Алеша с готовностью зашагал к покрытому попоной сундуку. Филимонов же о чем-то подумал, потом медленно сказал, тщательно подбирая слова:
– Погоди, Илья… Раз такое состояние у Алеши… это ведь все не просто так, даже если он сам не поймет, откуда и с чего… ну не знаю… Алеш, хочешь, я на неделе к Сказочнику схожу? Может, посоветует чего хотя бы… скажет слово какое, то, единственно верное… не факт, конечно, но вдруг? У них ведь это – все-таки получается иногда…
Илья внимательно поглядел на Филимонова, тоже о чем-то размышляя. Потом, сощурившись, спросил:
– К нашему Сказочнику?
– Не, – мотнул головой Филимонов, – К нашему я бы не решился… Но он где-то рядом всегда, я чувствую…
– А не спалишься?
– Не должен…
– Ты же знаешь, что не положено, студент… – Алеша Беркович прервал поступательное движение к опочивальному месту и снова обернулся к друзьям, – И себя, и нас всех подставишь…
– Да ладно тебе, Алексей, – махнул рукой Илья, – Тот не настоящий благородный герой, кто ни разу к Сказочнику не ходил. С самим будто никогда не случалось!
– Да со мной много чего случалось, – заверил Алеша, – Просто… по-моему, толку от этого никакого, не верю я…
– Опять он не верит! Оттого и маешься иной раз, что не веришь ни во что…
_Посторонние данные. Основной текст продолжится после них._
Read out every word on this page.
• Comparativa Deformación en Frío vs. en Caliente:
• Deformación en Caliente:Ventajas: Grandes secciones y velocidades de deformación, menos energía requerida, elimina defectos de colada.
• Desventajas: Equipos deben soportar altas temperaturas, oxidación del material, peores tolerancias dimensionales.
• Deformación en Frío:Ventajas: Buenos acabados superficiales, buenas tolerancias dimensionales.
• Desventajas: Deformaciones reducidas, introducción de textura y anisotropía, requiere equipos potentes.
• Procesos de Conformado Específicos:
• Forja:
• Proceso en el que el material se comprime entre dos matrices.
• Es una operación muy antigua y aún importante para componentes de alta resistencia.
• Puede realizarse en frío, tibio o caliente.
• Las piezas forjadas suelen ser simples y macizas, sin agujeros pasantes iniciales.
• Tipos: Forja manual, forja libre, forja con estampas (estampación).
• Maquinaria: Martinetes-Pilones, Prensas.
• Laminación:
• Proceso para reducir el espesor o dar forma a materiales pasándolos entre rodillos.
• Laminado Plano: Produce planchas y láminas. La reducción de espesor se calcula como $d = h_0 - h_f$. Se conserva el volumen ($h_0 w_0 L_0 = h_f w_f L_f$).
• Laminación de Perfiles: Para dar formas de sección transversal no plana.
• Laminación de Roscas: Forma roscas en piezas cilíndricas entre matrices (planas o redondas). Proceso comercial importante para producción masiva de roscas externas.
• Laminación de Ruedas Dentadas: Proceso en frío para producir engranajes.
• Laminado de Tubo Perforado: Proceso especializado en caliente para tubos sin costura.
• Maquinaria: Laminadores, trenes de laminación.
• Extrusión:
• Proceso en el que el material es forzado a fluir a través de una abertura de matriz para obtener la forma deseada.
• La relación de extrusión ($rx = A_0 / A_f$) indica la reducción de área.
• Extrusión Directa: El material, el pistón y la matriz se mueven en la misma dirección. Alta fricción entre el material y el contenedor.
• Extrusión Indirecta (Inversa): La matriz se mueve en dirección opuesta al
– А во что тут верить? Тут вы когда на подвиге позапрошлом были, а я по телевизору смотрел…
– Во дела! – всплеснул Илья руками, – Мы думали, ты в арьергарде движешься, коммуникации наши оберегаешь, а ты вон где, оказывается! Ну-ну… ну ладно, смотрел – и что же ты такого удивительного увидел?
– Да то увидел. Как раз передача шла, встреча со сказочником одним. И он весь серьезный такой, важно так заявляет: «В своих сказках я всегда пристально исследую тему…» Ну и тут же выключил, конечно. Потому что от сказок, в которых «пристально исследуется тема», считаю, надо держаться на расстоянии полета пушечного ядра. А лучше – двух…
– Но наша-то сказка не такая, – робко напомнил Филимонов.
– Не такая, – согласился Беркович, – Но все же.
– Ладно, – примирительно заявил Илья, – Говоришь, не спалишься… Откуда уверенность такая?
– Мы учились вместе, – тихо сказал Филимонов, – Не должен сдать.
– Я смотрю, ты с кем только не учился, – заливисто расхохотался Илья, – Кого из вас только не вышло в результате, кроме, само собой, того, на что вас собственно и учили!
– Ну уж как вышло, – Филимонов развел руками, – Время такое…
– Не ходи. Если только ради меня – то не надо, – неожиданно серьезно молвил Алеша Беркович, – Нехорошие люди эти сказочники. Для них люди – персонажи. Доведется – он и про тебя напишет. Тебе моральные терзания и душевные муки – а ему философские монологи и лирические отступления. И чем тебе хуже и горше – тем ему лучше, плюс еще и объем написанного. Ты тут сидишь и не знаешь куда податься, а ему – проблема выбора и нравственная дилемма…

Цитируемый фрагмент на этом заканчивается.